Eu conseguia sentir a agitação das moléculas. Dos pigmentos.
Dentro da caneta, com o bico ainda no ar, sem tocar o papel.
Tamanha era a excitação delas que a mão me tremia, no
contacto com o fino da caneta, de ponta aguçada e azul.
Pedi-lhes calma e paciência. Mas elas não tinham. E riam.
Riam alto da tinta que já tinha sido derramada sobre a folha, como se fosse
indigna.
Com a mão trémula, de caneta entre os dedos, eu dei por mim
a recostar-me na cadeira. Menos, meninas,
menos. Mas elas não faziam por menos nem demonstravam a mínima intenção de
acalmar-se para me deixar pensar e escrever.
Eu conseguia sentir a agitação das moléculas. Dos pigmentos.
Como uma manhã sambada de Carnaval brasileiro. Dançando no interior da recarga
da caneta. Saltitando, como crianças depois de comerem açúcar em demasia no
quedar da noite.
Fui eu que as eduquei assim? Perguntei-me. Mas no vazio da
divisão, eu era o único ser capaz de responder. A gata ressonava, na manta
vermelha, com a língua meio de fora. E o papel era branco como as paredes,
pautado de linhas como a parede o era de rachas.

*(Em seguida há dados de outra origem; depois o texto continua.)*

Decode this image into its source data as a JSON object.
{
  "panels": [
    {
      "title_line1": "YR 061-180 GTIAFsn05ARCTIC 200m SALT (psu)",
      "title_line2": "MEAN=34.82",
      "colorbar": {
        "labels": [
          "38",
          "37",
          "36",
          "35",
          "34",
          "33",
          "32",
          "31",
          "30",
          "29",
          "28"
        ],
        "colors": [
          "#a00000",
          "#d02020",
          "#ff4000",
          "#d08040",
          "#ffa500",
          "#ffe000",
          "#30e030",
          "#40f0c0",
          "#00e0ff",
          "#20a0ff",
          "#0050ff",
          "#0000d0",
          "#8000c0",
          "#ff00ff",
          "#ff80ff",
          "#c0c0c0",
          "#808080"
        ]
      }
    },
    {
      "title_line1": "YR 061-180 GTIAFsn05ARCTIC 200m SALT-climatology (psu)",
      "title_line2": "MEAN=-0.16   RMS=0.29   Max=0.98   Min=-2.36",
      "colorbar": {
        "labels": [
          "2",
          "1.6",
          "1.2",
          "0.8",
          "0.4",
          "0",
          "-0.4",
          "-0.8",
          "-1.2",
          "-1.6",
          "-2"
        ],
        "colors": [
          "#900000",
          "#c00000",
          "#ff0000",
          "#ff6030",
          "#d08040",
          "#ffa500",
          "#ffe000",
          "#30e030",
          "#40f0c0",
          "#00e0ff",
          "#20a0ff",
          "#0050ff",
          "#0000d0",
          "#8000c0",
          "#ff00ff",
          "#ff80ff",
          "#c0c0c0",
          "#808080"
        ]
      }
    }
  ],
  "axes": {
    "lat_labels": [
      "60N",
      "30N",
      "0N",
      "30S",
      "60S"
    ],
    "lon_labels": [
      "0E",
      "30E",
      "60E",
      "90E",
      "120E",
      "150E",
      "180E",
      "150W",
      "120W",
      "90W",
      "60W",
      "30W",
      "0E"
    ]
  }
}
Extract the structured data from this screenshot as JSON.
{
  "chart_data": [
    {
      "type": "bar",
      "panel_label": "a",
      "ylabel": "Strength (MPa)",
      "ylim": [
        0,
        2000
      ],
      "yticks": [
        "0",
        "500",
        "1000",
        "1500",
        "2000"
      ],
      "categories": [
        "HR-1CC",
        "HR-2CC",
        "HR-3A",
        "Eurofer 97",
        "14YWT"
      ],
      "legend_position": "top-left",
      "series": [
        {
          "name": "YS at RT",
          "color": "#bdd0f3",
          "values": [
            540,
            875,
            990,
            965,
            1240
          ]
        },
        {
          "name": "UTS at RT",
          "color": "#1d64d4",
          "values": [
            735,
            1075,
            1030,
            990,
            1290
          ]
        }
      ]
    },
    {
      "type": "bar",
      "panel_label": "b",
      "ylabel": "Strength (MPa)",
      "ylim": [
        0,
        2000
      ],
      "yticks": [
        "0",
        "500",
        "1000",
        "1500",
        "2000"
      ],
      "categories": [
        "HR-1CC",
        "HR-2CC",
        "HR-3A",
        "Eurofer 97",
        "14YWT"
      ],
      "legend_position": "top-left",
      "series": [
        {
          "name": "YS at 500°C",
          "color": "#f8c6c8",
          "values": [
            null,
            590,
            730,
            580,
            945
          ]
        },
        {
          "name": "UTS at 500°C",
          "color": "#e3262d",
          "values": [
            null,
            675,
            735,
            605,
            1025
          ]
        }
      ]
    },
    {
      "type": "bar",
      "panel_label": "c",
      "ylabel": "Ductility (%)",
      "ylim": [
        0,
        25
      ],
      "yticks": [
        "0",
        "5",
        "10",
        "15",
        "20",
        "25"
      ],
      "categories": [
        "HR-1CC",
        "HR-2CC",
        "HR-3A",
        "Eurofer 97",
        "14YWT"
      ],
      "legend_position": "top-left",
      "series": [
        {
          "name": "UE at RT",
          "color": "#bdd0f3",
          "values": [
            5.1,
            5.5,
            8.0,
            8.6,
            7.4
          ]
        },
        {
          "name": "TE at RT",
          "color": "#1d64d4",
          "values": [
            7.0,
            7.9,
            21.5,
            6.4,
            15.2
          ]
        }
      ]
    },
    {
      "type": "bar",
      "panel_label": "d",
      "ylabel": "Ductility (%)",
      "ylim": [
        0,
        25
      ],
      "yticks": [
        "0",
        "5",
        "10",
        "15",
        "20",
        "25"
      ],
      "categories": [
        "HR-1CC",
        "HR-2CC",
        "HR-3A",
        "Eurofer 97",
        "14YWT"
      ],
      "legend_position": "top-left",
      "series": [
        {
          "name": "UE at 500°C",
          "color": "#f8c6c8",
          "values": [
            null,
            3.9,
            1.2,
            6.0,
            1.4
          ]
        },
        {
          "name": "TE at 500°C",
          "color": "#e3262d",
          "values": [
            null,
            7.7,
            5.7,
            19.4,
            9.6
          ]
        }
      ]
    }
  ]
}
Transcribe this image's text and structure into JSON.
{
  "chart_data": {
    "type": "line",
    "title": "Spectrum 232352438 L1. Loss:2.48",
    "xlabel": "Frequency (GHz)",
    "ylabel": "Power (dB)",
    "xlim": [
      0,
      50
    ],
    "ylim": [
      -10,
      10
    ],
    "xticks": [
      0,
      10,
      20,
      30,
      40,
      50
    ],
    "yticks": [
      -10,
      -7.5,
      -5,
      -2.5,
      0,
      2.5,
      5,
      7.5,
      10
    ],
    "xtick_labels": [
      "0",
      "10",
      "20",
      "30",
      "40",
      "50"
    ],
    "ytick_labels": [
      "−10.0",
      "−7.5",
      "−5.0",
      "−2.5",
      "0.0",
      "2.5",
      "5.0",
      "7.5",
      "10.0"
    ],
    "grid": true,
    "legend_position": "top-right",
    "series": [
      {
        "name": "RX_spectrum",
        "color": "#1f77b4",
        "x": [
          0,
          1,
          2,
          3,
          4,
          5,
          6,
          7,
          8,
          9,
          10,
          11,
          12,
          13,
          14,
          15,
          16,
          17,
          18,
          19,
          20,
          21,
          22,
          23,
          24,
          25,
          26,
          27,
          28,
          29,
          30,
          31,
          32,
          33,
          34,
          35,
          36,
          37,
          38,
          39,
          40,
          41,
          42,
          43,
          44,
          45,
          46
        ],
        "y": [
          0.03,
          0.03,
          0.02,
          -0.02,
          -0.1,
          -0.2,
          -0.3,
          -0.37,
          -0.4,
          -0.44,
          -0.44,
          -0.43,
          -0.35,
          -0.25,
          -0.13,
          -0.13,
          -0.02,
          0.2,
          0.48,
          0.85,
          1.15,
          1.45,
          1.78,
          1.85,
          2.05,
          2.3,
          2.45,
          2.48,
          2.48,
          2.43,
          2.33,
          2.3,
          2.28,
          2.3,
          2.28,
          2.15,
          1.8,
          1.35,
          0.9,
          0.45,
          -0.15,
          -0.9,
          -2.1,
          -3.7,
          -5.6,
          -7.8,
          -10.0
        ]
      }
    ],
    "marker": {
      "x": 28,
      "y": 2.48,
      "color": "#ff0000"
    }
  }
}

E elas insistiam. Enchiam-me a solidão do silêncio com um
burburinho muito próprio que me fazia doer a cabeça. Menos, meninas, menos. Pouco importam os pedidos calados. As
moléculas de tinta são feitas de um pigmento criado com misturas acobreadas de
azul-ftalo ou trifenilmetano, materiais teimosos e impossíveis de domesticar.
Mas a caneta permanecia a uma distância segura do papel.
Como os meus amantes. Naquele ponto onde o toque está iminente e não se dá.
Onde ainda é possível evitar um ponto final que manche a brancura imaculada da
folha que veste a mesa.
A mão tremia. Na agitação daqueles pigmentos selvagens que
celebravam, como se nascesse um novo século de cada vez que os meus dedos
envolviam o plástico já gasto da almofadinha da caneta.
A euforia delas era despropositada. E eu sentia a mão, essa
mão que não se dava a ninguém, tremente nesse encontro com o inesperado
entusiasmo das moléculas minúsculas e azuis que preenchiam a carga, já a meio,
da caneta velha.
Se os pedidos não me funcionavam, achei que talvez as
ameaças o fizessem. Ou vocês param ou…
mas como é que se ameaçam pigmentos de tinta, sem que sintamos que, no silêncio
da casa, ao lado da gata, estamos a enlouquecer?
A mão que tremia deixou de ser minha, à medida que as
moléculas de tinta exerciam um qualquer poder demolidor sobre a minha ausência
de vontade e ditavam uma anarquia louca sobre as minhas intenções. Eram um
exército invasor de folhas, a escrever um romance que eu não queria ter
escrito, com palavras que eu nunca teria dito, nem que pudesse dizer…
As moléculas de tinta geraram palavras. Pariram-nas. De uma
forma tão visceral que rasgavam até os meus pensamentos, dando-lhes uma forma
que nenhuma ficção toma, já que é impossível fingir a vida.
E, quando a mão me parou, a viagem que tinha feito era
cáustica e a carga da caneta estava vazia. A mão parara de tremer. E as
moléculas de tinta tinham morrido, secas no papel.
O suicídio inusitado do pigmento deu-me uma pequena vontade
de chorar. À medida que, arrastando os olhos para o epílogo, lia a sua nota
final: um dia fomos moléculas de tinta, agora somos uma história de amor… e tu
podes, finalmente, ser quem quiseres.